Modeling scene geometry using implicit neural representation has revealed its advantages in accuracy, flexibility, and low memory usage. Previous approaches have demonstrated impressive results using color or depth images but still have difficulty handling poor light conditions and large-scale scenes. Methods taking global point cloud as input require accurate registration and ground truth coordinate labels, which limits their application scenarios. In this paper, we propose a new method that uses sparse LiDAR point clouds and rough odometry to reconstruct fine-grained implicit occupancy field efficiently within a few minutes. We introduce a new loss function that supervises directly in 3D space without 2D rendering, avoiding information loss. We also manage to refine poses of input frames in an end-to-end manner, creating consistent geometry without global point cloud registration. As far as we know, our method is the first to reconstruct implicit scene representation from LiDAR-only input. Experiments on synthetic and real-world datasets, including indoor and outdoor scenes, prove that our method is effective, efficient, and accurate, obtaining comparable results with existing methods using dense input.
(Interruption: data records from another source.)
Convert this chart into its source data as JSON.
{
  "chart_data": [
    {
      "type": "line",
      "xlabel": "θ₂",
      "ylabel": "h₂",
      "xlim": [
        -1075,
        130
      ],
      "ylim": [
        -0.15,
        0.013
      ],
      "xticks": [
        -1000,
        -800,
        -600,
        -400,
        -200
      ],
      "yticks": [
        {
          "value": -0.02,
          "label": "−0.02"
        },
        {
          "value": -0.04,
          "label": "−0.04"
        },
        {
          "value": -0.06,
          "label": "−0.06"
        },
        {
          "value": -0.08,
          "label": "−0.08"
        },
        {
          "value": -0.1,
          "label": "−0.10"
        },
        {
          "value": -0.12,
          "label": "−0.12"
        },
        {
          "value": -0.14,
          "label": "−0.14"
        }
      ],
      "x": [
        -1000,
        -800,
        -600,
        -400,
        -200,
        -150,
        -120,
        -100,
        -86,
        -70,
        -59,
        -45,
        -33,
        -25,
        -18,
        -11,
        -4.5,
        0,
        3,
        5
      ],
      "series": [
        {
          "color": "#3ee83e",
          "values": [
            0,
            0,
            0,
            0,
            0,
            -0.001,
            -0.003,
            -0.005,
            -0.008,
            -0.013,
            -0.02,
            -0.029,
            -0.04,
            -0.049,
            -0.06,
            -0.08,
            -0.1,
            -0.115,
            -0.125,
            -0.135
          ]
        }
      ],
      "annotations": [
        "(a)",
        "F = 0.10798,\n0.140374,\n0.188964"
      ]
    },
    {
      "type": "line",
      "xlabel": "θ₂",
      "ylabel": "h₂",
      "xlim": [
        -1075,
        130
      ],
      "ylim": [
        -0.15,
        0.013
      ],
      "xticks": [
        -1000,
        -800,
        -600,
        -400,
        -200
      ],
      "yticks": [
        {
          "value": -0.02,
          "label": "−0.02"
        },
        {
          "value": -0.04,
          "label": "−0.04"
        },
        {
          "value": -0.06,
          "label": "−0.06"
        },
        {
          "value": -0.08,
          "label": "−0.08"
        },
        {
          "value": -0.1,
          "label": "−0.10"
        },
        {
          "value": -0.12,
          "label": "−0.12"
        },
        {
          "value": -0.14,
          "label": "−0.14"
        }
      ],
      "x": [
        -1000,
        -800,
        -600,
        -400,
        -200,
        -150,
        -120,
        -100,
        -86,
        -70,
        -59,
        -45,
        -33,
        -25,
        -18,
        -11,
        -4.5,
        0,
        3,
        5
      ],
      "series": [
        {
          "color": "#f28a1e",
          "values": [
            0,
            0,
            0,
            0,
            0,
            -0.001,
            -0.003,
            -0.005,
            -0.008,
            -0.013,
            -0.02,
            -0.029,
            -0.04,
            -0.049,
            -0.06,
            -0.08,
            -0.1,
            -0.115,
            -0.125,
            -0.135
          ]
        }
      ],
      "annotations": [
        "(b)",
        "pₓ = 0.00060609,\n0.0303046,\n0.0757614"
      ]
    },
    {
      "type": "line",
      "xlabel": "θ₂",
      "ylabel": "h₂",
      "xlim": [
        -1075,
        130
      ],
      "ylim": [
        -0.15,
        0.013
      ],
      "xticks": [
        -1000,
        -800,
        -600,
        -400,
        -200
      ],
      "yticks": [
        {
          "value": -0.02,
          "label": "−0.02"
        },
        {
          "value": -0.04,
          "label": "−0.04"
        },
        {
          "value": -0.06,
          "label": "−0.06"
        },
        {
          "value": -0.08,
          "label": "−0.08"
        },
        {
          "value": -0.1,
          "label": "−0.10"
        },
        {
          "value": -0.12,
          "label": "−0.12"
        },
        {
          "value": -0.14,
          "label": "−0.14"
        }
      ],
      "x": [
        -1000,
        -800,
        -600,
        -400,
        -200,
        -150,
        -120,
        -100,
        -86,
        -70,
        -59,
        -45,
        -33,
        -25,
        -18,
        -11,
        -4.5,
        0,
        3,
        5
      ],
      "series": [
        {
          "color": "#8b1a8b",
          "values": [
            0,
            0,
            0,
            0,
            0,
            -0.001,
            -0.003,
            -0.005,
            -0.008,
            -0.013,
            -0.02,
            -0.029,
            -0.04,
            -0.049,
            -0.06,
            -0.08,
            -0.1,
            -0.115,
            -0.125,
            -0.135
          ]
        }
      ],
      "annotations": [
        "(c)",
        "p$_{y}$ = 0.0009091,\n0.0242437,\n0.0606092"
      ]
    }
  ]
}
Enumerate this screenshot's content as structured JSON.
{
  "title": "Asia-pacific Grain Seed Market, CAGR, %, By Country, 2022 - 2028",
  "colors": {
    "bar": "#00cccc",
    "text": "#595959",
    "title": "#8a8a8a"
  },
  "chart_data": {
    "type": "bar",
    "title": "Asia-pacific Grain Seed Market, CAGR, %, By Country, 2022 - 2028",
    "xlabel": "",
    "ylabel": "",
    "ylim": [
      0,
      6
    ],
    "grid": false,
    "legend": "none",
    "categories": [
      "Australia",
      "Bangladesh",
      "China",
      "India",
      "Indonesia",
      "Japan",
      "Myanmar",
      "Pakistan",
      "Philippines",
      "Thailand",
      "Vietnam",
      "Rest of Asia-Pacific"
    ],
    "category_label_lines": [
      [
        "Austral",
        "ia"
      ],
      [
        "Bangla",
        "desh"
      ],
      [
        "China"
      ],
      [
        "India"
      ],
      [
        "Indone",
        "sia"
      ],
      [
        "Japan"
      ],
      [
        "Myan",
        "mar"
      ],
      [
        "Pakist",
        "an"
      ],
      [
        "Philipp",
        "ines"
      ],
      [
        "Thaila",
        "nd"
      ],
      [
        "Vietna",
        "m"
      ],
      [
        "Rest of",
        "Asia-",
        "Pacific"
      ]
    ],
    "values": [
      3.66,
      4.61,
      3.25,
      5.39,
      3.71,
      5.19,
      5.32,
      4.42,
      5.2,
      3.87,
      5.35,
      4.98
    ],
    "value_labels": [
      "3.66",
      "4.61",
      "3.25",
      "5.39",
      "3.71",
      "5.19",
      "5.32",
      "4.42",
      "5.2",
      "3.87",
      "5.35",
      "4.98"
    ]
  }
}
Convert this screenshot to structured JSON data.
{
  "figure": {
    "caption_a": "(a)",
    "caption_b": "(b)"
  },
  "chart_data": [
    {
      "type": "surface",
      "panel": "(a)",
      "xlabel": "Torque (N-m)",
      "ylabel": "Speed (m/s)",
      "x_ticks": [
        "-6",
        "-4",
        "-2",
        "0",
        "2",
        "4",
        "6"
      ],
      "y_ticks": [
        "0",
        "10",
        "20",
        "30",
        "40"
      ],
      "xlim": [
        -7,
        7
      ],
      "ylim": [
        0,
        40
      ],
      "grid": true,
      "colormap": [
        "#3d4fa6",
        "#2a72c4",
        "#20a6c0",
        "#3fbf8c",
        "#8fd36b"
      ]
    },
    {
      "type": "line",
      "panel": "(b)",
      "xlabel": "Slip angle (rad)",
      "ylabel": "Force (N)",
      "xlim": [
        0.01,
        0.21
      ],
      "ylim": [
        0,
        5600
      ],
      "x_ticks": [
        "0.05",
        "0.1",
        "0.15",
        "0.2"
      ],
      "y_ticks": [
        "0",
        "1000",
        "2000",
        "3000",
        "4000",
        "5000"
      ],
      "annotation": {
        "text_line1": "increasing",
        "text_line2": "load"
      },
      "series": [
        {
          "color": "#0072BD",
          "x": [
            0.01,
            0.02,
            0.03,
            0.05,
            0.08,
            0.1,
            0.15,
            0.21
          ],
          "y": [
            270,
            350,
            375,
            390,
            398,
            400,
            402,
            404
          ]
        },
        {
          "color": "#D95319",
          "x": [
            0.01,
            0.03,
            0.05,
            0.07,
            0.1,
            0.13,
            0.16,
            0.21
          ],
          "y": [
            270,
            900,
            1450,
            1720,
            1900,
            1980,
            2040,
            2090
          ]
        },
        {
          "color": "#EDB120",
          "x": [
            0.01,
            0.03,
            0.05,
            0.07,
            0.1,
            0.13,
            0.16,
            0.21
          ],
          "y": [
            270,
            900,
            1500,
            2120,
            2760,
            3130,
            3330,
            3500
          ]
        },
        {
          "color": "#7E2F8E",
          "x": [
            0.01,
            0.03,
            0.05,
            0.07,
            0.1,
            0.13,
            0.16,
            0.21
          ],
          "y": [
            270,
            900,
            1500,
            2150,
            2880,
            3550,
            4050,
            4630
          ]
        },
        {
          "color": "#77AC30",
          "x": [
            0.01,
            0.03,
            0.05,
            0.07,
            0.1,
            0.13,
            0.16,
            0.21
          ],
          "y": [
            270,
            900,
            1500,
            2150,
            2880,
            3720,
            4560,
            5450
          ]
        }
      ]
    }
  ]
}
翻译：使用隐式神经表示建模场景几何在精度、灵活性和低内存消耗方面展现出优势。先前的方法利用彩色或深度图像取得了令人印象深刻的结果，但在处理光照条件差和大规模场景时仍存在困难。以全局点云作为输入的方法需要精确配准和真实坐标标签，限制了其应用场景。本文提出了一种新方法，该方法利用稀疏激光雷达点云和粗略里程计，在几分钟内高效重建细粒度隐式占用场。我们引入了一种新型损失函数，在不经过二维渲染的情况下直接对三维空间进行监督，避免了信息丢失。同时，我们以端到端方式优化输入帧的位姿，无需全局点云配准即可生成一致的几何结构。据我们所知，我们的方法是首个仅基于激光雷达输入重建隐式场景表示的方法。在包含室内外场景的合成和真实数据集上的实验证明，我们的方法有效、高效且精确，能够获得与使用密集输入的现有方法相当的结果。